Warum hat sie sich für die Klinikseelsorge beworben? „Es gehört zum christlichen Auftrag, kranke Menschen zu besuchen. Mir ist klar geworden, dass diese Seelsorge meine Berufung ist.“ Schon zuvor hatte sie eine zweijährige Qualifizierung im Bereich der Pastoralpsychologie absolviert. Als sie die Zusage aus Heidelberg erhielt, war sie drei Tage lang nur eines: glücklich.

Mätzke begegnet ihren Patienten mit Achtung. Vor kurzem besuchte sie einen Mann, der eine Chemotherapie erhielt und aufgrund der Nebenwirkungen unruhig und fast aggressiv wurde. Es entspann sich ein Gespräch über Freude. Allmählich wurde der Patient ruhiger und konnte die Therapie besser ertragen. „Das war ganz toll“, erinnert sich Mätzke.

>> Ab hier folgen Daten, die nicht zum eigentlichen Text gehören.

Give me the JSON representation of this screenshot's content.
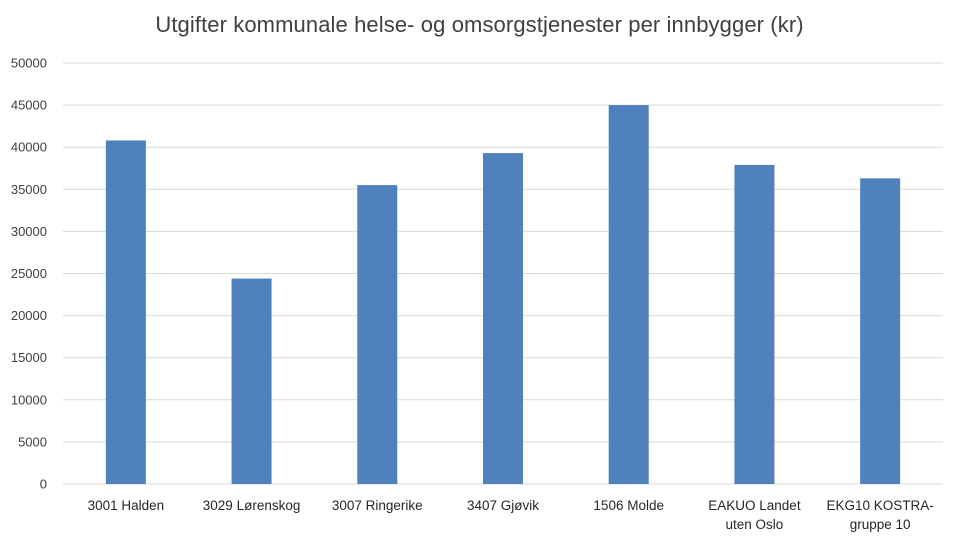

Die evangelische Klinikseelsorgerin besucht Patienten unabhängig von der Religion oder der Herkunft. Sie ist an die Schweigepflicht gebunden. Manchmal erfährt sie viel Leid. Dann findet sie Halt im Glauben an Gott: „Auch wenn ich manches nicht immer verstehe, so vertraue ich darauf, dass wir auch in schlimmen Zeiten auf die liebende Kraft Gottes vertrauen können. Das ist eine Kraft, die trägt im Leben, im Sterben und im Tod.“

Die Rückkehr nach Heidelberg fiel ihr leicht. Sie sagt: „Es ist vieles gleich geblieben. Neu ist aber die Bahnstadt, die ich nun entdecken werde.“ Sie hatte Glück, denn sie hat sofort eine Wohnung gefunden.